La primera etapa expuso las limitaciones de ambos equipos, aunque a Uruguay le alcanzó con dos acciones claras para tomar ventaja. A los 15 minutos, desde un scrum, Manuel Diana inició una potente salida que en un par de fases dejó a Germán Kessler frente al ingoal para apoyar el primer try. Poco después, un quiebre de Manuel Ardao y un gran kick cruzado de Agustín Álvarez -quien acertó las dos conversiones- habilitaron a Bautista Basso para la segunda conquista, poniendo a los Teros en control del marcador.
En el resto del tramo, Rumania intentó pero sin precisión: perdió pelotas dentro de los 22 metros y mostró falencias en el manejo. Los uruguayos apelaron a la jerarquía adquirida en los últimos años y, con paciencia, esperaron sus momentos. En la última acción, los Robles descontaron gracias a un line y maul que terminó en try de Tudor Butnariu, convertido por Alin Conache, para dejar el parcial 14-7 favorable a los sudamericanos.

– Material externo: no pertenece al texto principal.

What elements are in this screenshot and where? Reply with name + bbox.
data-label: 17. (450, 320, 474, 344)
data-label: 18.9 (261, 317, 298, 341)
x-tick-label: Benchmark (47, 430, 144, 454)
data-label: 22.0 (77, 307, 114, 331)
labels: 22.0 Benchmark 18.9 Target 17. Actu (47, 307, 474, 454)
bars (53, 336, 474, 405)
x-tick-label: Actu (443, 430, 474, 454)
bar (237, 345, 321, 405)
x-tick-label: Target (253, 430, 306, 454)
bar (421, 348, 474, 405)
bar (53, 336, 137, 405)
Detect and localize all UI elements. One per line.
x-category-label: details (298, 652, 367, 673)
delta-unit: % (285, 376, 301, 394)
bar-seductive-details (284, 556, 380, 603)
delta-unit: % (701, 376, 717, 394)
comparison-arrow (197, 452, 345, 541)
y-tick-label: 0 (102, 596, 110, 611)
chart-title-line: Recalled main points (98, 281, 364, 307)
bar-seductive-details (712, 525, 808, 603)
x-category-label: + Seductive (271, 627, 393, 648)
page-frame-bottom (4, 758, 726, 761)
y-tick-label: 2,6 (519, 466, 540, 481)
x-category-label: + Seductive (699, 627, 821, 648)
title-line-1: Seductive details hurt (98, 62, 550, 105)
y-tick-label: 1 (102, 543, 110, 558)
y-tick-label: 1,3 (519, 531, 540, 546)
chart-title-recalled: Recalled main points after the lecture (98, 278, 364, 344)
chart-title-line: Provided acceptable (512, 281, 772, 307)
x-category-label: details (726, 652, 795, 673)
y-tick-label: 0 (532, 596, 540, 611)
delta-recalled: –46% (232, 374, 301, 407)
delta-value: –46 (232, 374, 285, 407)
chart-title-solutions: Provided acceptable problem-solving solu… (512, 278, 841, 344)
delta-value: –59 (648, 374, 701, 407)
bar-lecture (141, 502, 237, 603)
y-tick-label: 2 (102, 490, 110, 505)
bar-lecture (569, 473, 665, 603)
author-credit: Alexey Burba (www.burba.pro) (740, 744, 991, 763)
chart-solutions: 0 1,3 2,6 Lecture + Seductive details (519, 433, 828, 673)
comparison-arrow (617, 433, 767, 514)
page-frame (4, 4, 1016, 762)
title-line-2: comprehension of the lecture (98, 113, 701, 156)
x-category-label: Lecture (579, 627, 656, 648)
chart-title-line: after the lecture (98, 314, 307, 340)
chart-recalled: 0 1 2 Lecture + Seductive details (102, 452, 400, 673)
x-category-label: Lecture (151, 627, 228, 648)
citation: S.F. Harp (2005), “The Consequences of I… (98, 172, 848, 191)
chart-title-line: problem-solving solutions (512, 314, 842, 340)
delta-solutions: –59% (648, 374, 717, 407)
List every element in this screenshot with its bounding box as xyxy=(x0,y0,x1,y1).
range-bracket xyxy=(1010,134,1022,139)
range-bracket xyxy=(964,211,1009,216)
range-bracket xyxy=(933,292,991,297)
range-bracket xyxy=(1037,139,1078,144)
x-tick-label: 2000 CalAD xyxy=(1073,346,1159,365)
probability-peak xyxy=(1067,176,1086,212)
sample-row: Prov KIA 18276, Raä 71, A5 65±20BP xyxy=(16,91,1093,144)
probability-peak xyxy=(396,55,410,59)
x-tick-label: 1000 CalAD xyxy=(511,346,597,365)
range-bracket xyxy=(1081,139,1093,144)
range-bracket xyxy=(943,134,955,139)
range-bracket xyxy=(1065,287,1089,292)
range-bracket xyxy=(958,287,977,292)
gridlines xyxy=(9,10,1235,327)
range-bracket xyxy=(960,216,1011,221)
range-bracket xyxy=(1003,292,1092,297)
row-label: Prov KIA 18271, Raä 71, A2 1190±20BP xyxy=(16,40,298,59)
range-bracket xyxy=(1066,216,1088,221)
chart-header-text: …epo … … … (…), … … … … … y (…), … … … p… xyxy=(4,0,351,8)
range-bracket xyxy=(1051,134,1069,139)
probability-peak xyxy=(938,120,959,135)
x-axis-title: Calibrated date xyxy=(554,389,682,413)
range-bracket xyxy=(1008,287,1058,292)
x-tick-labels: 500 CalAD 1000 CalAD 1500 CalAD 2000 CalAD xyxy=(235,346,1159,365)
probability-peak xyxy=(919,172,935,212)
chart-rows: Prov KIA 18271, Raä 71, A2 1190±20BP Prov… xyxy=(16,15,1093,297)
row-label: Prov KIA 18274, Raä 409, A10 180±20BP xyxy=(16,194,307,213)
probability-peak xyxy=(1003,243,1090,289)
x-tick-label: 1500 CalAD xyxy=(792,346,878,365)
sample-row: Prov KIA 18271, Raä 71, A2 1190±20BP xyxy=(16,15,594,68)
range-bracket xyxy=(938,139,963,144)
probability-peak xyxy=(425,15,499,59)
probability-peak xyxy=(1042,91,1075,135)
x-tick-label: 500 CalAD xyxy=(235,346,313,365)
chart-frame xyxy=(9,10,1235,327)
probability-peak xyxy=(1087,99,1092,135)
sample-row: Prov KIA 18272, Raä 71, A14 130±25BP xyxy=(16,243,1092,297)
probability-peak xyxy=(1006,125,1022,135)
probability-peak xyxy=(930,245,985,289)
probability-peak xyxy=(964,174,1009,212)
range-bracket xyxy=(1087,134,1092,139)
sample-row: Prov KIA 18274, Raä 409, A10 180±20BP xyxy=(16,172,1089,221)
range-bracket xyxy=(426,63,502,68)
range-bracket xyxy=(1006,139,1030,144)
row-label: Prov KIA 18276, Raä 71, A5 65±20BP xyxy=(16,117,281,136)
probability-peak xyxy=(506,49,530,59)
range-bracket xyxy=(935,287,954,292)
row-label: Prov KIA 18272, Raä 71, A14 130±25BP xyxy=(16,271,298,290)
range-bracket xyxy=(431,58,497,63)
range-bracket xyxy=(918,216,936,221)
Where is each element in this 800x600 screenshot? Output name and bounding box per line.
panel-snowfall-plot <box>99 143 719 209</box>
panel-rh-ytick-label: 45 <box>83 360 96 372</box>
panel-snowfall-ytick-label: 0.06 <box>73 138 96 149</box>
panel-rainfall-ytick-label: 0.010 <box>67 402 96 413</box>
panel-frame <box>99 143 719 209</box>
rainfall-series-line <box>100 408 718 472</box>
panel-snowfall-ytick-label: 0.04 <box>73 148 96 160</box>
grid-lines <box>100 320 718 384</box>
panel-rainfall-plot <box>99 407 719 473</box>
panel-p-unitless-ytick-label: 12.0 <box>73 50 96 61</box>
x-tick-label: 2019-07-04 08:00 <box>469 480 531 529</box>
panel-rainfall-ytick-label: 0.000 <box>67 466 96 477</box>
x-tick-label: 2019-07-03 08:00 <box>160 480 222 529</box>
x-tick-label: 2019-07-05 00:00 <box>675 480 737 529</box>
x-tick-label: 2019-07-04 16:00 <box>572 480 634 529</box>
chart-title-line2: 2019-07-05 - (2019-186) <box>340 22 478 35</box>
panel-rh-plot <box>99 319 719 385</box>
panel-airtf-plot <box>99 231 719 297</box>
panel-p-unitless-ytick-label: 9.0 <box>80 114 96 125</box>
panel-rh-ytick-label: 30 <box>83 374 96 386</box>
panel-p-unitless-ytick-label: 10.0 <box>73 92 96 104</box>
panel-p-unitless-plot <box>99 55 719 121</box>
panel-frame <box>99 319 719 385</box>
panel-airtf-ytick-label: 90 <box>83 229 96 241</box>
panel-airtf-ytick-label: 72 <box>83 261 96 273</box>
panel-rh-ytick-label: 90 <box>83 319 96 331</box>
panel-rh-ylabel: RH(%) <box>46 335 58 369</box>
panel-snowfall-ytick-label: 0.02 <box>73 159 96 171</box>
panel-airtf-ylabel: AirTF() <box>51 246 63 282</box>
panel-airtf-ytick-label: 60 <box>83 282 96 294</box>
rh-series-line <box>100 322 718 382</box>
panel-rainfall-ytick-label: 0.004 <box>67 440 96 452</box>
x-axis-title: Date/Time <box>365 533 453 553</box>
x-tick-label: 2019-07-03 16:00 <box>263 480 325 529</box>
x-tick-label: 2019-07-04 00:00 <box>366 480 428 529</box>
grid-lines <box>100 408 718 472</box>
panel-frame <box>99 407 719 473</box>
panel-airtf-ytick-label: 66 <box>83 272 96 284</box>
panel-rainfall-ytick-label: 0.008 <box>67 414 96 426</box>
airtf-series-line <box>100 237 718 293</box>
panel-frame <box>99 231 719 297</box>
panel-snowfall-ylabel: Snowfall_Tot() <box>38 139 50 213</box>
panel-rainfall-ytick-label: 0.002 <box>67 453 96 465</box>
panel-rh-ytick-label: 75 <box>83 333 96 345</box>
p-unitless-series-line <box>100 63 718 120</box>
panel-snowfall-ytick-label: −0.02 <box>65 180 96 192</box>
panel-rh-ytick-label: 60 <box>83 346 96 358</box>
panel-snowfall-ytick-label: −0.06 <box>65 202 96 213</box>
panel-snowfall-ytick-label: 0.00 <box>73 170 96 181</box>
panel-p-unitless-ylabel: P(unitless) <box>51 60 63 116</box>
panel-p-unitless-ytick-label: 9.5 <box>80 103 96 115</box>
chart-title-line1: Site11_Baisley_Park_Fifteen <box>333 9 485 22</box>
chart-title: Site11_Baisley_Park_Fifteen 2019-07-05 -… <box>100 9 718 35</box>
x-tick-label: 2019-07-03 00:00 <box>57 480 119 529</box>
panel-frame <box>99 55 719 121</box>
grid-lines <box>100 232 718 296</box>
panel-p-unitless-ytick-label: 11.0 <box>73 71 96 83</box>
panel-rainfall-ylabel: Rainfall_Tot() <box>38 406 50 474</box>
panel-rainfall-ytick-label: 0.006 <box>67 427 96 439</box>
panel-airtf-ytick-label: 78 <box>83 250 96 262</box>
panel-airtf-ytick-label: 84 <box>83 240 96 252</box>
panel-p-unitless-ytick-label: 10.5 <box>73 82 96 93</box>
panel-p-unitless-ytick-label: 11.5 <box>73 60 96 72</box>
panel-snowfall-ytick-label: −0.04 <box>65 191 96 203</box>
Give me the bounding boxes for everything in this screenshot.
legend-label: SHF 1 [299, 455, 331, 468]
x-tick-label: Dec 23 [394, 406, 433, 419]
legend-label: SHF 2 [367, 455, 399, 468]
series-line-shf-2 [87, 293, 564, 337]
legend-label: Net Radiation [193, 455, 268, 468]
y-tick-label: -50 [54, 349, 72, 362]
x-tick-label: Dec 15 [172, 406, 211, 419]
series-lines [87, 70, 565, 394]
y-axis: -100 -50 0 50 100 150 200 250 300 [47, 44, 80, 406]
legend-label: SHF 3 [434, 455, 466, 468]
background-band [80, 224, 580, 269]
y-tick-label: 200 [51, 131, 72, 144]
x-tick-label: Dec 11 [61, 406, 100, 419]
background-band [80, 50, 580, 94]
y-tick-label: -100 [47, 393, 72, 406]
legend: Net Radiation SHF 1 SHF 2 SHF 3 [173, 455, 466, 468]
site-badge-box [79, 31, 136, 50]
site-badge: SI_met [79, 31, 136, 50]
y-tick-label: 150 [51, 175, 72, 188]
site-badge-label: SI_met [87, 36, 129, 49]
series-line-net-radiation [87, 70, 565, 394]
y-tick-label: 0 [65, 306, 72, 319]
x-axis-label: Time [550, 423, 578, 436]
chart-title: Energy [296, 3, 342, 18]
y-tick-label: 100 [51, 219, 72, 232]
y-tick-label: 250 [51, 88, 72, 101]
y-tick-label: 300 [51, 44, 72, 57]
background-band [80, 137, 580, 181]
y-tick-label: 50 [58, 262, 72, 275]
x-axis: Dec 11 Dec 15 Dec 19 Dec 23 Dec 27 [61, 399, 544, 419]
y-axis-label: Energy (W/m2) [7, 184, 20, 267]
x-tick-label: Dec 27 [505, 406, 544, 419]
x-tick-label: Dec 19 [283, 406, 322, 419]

En el complemento, Uruguay salió decidido a obtener el triunfo y apenas a los tres minutos volvió a golpear: desde un maul, Manuel Diana se desprendió para ampliar la diferencia. La respuesta europea llegó con el empuje de sus forwards en los últimos centímetros, donde Andrei Mahu logró quebrar la defensa y apoyar. Sin embargo, los visitantes mantuvieron la iniciativa y, tras otro line y maul, Joaquín Myszka sumó una nueva conquista que Álvarez transformó en siete puntos.
De allí en adelante, Rumania intentó, mientras que Uruguay administró el tiempo. Para decorar el resultado quedó la conquista de Thomas Cretu que rompió en el metro final y se zambulló en el ingoal. El 31-21 final reflejó la superioridad de los Teros, que cierran el año con una sonrisa y confirman el crecimiento de un equipo que ya juega con jerarquía en el plano internacional.